骨盤おこしでは、胸骨を前に出すことで腰椎が強く反ることを防ぐ。早い話が股関節から上を前傾させるということだ。スキージャンプの飛行姿勢をタテにしたみたいだ。もっとも足の幅は腰幅だが。
そして前傾した胴体の前面が広がって背中側が縮まることで、やがて前傾した(これがおきた状態なんだけど)骨盤の上に上体が乗ってくることになる。このあたりはうまくことばにできない。

つまりこの胴体前傾の姿勢は、骨盤おこしトレーニングの過程として表れる。そのためこの時期に一本歯を履くと重心が前にあるため、立つことが難しいのである。
そのため骨盤おこしトレーニングの提唱者である中村考宏さんは、二本歯の高下駄の前歯で歩くことを薦めているのだ。一本歯ではどうしてもナンチャンの言うように骨盤を後傾させて背筋を伸ばすやり方を選ばざるを得ないのである。
もし骨盤がおきている人(前傾した骨盤に胴体がスッと乗っている人)なら、そのまま一本歯を履いて止まることも可能だろうが、そうでない人にとって一本歯はどうしても重心を後ろにもって行きやすいといえる。

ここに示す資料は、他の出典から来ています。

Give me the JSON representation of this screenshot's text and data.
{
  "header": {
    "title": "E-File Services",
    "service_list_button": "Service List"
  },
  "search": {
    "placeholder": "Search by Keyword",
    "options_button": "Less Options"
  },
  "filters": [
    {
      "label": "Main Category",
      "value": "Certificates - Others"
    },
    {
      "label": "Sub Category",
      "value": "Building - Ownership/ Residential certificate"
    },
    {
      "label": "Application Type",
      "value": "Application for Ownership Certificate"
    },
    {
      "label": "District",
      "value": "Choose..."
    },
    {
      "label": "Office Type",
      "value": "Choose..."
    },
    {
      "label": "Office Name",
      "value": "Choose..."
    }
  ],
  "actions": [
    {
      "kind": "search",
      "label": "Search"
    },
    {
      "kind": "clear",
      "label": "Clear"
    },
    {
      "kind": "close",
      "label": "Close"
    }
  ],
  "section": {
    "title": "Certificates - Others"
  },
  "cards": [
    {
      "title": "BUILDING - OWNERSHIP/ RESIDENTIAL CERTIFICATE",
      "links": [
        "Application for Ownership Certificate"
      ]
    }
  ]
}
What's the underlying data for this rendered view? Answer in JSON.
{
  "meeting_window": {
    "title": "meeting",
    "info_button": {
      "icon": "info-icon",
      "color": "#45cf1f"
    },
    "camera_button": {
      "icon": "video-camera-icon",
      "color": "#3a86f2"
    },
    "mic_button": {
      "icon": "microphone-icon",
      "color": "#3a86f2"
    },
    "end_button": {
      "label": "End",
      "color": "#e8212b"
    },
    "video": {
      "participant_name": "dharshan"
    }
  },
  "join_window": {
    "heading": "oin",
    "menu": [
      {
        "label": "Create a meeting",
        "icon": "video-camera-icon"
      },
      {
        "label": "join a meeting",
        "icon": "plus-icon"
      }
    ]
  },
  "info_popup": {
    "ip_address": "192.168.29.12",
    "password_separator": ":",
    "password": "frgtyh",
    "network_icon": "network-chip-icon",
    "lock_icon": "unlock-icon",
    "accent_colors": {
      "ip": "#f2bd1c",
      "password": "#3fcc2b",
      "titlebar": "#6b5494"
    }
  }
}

ナ ンチャンが「多くの人は腰を入れてしまうので」と言いながら示した姿勢は、腰椎を反った姿勢だった。だから骨盤を後傾させてその反りを無くしたのである が、本来の「腰を入れる」は骨盤を前傾させること(本当はこれが骨盤がおきたということ←しつこい?)で、腰椎を前に入れることではない。
ところでこの場面でナンチャンは骨盤をキュッキュと前後に動かしたのだが、実に柔らかく骨盤が動く。
以前、ある治療家への骨盤おこしの説明で、骨盤を前傾、後傾とくり返し動かしたら、普通の人はそんな風に動けないんですよ、と言われたことがあった。骨盤を動かそうとすると腰椎の反りも伴ってしまうのだという。
それだけ骨盤を動かす筋肉が緊張しっぱなしということだろうが、そういう人が一本歯の下駄を履くとむしろ姿勢が悪くなるってことがないのだろうか。
まず股関節周りの柔軟性を取り戻してから下駄(一本歯でも二本歯でも)のトレーニングをした方がいい人もいると思う。

さて、ナンチャンの一本歯に乗った姿勢の場合、骨盤が後傾しているので股関節の動きが制限されてしまう。
一本歯を脱いで立ったとき、あの姿勢のままで股関節の自由を取り戻すためには、股関節から上を少し前傾させる(軽いお辞儀)か、上体はそのままに膝を少し曲げて腰を落すかである。
もっとも昔「笑っていいとも」で「ナンバラバンバンバン」と腰を振りながら踊っていたころから骨盤はよく動くようなので、いまもダンスのときは必要に応じて骨盤前傾をさせたりしているのかもしれない。